(courtesy IMDb)
Beloved though the established romantic comedy tropes and cliches may be, there is something refreshing about a film that dares to take them all, throw them in the air, and smartly and quirkily rearrange on their way down.
A film like Franky Five Star which takes the rom-com genre and reformats it in such some really fun, quite affecting and sweetly meaningful ways that manage to be both magically and imaginatively out there and yet groundedly moving and charming.
The movie centres, not surprisingly on Franky (Lena Urzendowsky), a taciturn young woman who clearly wants more out of life than she’s getting but who is held back time and again in her career, her relationships and her domestic situation by shyness and a reticence to push too hard.
It’s hard to tell at first if this is purely personality, the result of trauma or of something else entirely but she clearly wants more, relying, and not without some risk of derailment of all that squirrelled away home and possibility, on the four personalities within her, all of whom live in a strangely retro, down-on-its-luck art deco hotel where they are both staff and residents.
When she needs to feel more sexy or outspoken or playful or simply keep all her ducks in a row and revert to some good old, well-executed common sense, Franky calls her inner personalities Ella (Sophie Killer), Frank (Sven Hönig), Lenny (Cecilio Andresen) and Mrs Franke (Gerti Drassl) respectively to give her life those extra elements she feels she can’t, at least in her repressed regular guise.
Each of these personalities, who compete for their moment at the forefront of Franky’s consciousness, make their way up to prominence via an old-fashioned and somewhat rickety lift which ushers them up and Franky down who is at ease with these people who range in age from a child (Lenny) to an older woman (Mrs Franke) and in-between.
It’s an ingenious method not only of representing the many fractured facets of Franky’s being but how she interacts with them, being both warmly familiar with them but also unnerved by how they seem to act without any cognisance on her part, creating problems that regular Franky has to fix up later.
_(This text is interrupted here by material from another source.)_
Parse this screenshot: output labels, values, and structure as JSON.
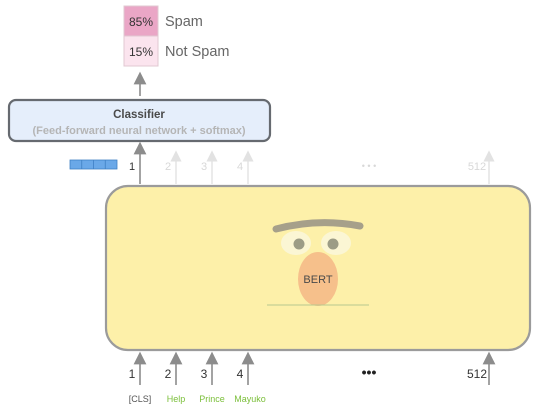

But for all the danger in letting them loose, and there are times when Franky has no say in things and the personalities jump in the lift without permission, she needs them because they are the missing parts of her whole, or at least the parts that she finds too frightening or unnerving to bring into who she is.
She tells no one about her fragile mental health state, with her roommate and best friend Katja (Meryem Öz), her boyfriend Hasi (Cino David) and their upstairs neighbour our Roman (Paul Pötsch) simply shrugging her behavioural oddities as just Frankyly being weirdly and wonderfully Franky.
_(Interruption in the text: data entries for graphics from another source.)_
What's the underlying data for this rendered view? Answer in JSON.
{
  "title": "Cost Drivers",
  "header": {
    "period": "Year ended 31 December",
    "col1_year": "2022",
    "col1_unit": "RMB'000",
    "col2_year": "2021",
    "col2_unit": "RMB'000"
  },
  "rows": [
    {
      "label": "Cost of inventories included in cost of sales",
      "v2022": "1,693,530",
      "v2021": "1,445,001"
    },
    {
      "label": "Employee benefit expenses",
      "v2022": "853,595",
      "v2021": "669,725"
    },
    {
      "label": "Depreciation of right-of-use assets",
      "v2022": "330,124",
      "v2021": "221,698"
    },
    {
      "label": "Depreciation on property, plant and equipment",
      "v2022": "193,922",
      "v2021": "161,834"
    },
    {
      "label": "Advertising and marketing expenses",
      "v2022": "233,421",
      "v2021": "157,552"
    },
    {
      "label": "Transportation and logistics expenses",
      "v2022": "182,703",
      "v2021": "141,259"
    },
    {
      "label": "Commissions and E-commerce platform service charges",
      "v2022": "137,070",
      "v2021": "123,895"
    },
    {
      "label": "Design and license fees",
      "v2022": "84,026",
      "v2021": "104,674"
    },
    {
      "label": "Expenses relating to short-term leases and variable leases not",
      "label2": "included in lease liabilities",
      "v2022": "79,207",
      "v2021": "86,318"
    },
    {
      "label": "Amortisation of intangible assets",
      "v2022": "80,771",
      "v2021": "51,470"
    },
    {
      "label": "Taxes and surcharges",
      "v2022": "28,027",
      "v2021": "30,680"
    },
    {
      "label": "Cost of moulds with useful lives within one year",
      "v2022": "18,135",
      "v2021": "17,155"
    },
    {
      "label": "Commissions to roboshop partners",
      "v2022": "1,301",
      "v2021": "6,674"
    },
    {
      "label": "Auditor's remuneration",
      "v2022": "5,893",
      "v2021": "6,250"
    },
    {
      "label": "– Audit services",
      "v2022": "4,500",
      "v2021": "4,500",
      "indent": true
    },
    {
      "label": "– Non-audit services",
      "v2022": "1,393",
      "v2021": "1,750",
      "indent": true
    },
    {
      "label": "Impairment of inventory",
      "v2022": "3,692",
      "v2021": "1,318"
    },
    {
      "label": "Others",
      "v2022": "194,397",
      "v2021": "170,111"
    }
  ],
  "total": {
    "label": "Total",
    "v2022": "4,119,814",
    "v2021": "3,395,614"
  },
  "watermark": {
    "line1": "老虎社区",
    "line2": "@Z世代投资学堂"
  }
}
It all feels reasonably under control, well as “under control” as herding competing personalities can be, and keeping your mental health struggles under wraps – the word “struggle” is often one eschewed by advocates in the mental health space but as someone who struggles with severe anxiety and depression at times, it feels like a struggle much of the time and Franky embodies how difficult it can be – until Franky realise she is falling for Hasi which will have all kinds of messy consequences if she acts on her feelings.
She has no intention of doing anything of the sort, even though though she likes Hasi, even more so after he playfully kisses as a part of flirtatious game at a party she and Katja host in their apartment, but her personalities, especially Ella have other ideas and much of the surreal fun of the Franky Five Star comes from watching her try to minimise the mess they make even as they edge towards the very life she actually wants.
With a real empathy and insight about the way in which mental health issues can play havoc with a person’s life, Franky Five Star is a gem of a rom-com which adds some real thoughtfulness and weird inventiveness to the rom-com genre as it explores what falling in love is like when parts of you are competing for their own moment in the existential sun.
While it is a little slow at times, the film manages by and large to sustain Franky’s slow, faltering and near disastrous moves to some form of forward progression, even addressing how she might find some healing in the midst of a situation that seems to offer nothing of the kind.
With moments of sheer escapism and free-thinking charm, and a beautiful evocation of what it is like to want to so much when you feel so desperately limited by the fractures within your sense of self, Franky Five Star is both a warmly honest examination of what it is like to live with a dissociative disorder which traps you in a chaotic place where life is more sustained than progressed and a celebration of what it means to hope and long for something better and more wonderful than what you have now.
For many people simple grabbing that next brass ring of what you want is as simple as going for it, but for a sizeable number of people it’s never that simple, and while Franky wants love and she wants rich, open friendship and even a job she really likes, she finds herself always caught in the want and not in the having.
Franky Five Star does a beautifully playful and emotionally affecting job of moving its titular character from the wanting to the having, achieving that seemingly impossible feat (to Franky anyway) in ways that are confronting and delightful, sometimes all at once, encouraging us to see finding love, like so many other things in life, not as some simplistic linear ride to an easy goal but a series of back and forth steps at war with themselves, the successful surmounting of which is not guaranteed and which, if it is achieved, is quite possibly the most wonderful thing there is around.